Heavy ion collisions at the BNL Relativistic Heavy Ion Collider (RHIC) are well described by the (nearly ideal) hydrodynamics. In the present paper, we study the propagation of perturbations induced by moving charges (jets) on top of the expanding fireball, using hydrodynamics and (dual) magnetohydrodynamics. Two experimentally observed structures, called a ``cone'' and a ``hard ridge'', have been discovered in a dihadron correlation function with a large-${p}_{t}$ trigger, while a ``soft ridge'' is a similar structure seen without a hard trigger. All three can be viewed as traces left by a moving charge in matter, on top of overall expansion. A puzzle is why those perturbations are apparently rather well preserved at the time of the fireball freeze-out. We study two possible solutions: (A) a ``wave-splitting'' acoustic option and (B) a ``metastable electric flux tube'' option.

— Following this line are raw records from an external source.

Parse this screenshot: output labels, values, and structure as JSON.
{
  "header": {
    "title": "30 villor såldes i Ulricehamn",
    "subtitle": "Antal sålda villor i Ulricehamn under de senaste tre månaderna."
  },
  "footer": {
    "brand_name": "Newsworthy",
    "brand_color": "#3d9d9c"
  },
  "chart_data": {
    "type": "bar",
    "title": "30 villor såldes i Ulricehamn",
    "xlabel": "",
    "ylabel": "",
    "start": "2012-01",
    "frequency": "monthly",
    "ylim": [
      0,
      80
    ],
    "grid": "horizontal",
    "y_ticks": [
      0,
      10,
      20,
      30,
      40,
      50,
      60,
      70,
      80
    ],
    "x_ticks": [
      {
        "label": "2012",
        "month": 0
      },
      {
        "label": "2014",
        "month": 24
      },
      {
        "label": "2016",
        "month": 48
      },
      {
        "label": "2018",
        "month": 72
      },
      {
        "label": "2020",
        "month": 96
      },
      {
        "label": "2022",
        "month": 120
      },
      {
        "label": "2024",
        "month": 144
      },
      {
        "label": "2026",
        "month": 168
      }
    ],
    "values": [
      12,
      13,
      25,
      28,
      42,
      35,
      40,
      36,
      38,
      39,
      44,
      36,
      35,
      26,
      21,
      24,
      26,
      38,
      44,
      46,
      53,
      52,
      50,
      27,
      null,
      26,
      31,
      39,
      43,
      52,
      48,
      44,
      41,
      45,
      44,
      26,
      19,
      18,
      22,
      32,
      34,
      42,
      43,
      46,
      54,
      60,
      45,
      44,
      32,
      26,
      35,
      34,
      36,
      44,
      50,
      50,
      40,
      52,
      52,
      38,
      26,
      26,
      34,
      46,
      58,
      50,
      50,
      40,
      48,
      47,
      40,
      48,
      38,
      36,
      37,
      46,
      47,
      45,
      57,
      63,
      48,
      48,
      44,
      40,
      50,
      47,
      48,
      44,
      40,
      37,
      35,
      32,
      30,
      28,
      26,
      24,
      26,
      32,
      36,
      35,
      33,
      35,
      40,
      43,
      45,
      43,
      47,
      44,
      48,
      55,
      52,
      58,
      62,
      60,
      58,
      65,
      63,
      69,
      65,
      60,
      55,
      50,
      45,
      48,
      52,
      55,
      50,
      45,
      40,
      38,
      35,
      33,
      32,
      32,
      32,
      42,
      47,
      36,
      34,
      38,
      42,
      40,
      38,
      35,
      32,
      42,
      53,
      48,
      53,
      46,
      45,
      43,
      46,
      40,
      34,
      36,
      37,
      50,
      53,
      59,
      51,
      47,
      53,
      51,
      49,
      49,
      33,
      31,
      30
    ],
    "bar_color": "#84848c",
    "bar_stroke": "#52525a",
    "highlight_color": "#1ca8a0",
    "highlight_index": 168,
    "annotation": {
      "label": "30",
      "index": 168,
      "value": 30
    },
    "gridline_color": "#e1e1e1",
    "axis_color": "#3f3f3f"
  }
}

In the first case, we show that rapidly variable speed of sound under certain conditions leads to secondary sound waves, which are at freeze-out time closer to the original location and have larger intensities than the first wave. In the latter case, we rely on (dual) magnetohydrodynamics, which also predicts two cones or cylinders of the waves. We also briefly discuss metastable electric flux tubes in the near-${T}_{c}$ phase and their relation to clustering data.